Orbital degeneracy loci II: Gorenstein orbits

TL;DR

This paper extends the theory of orbital degeneracy loci, focusing on cases where the subvariety's coordinate ring is Gorenstein, and explores their canonical bundles and applications to constructing varieties with special canonical properties.

Contribution

It provides a systematic study of orbital degeneracy loci with Gorenstein coordinate rings and determines their canonical bundles in these cases.

Findings

Canonical bundles can be controlled when the coordinate ring is Gorenstein.

Determination of canonical bundles for orbit closure subvarieties.

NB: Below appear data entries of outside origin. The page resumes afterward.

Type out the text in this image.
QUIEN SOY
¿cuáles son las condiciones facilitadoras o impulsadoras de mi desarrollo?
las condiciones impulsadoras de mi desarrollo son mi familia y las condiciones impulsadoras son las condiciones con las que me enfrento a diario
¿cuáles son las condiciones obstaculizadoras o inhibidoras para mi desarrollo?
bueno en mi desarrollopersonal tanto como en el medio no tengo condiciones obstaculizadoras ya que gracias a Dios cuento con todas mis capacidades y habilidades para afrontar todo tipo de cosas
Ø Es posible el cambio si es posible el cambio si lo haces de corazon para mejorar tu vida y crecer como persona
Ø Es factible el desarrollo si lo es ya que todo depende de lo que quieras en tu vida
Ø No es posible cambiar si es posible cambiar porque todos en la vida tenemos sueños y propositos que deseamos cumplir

Construction of low-dimensional varieties with negative or trivial canonical bundle.

Abstract

In [BFMT17] we introduced orbital degeneracy loci as generalizations of degeneracy loci of morphisms between vector bundles. Orbital degeneracy loci can be constructed from any stable subvariety of a representation of an algebraic group. In this paper we show that their canonical bundles can be conveniently controlled in the case where the affine coordinate ring of the subvariety is Gorenstein. We then study in a systematic way the subvarieties obtained as orbit closures in representations with finitely many orbits, and we determine the canonical bundles of the corresponding orbital degeneracy loci in the Gorenstein cases. Applications are given to the construction of low dimensional varieties with negative or trivial canonical bundle.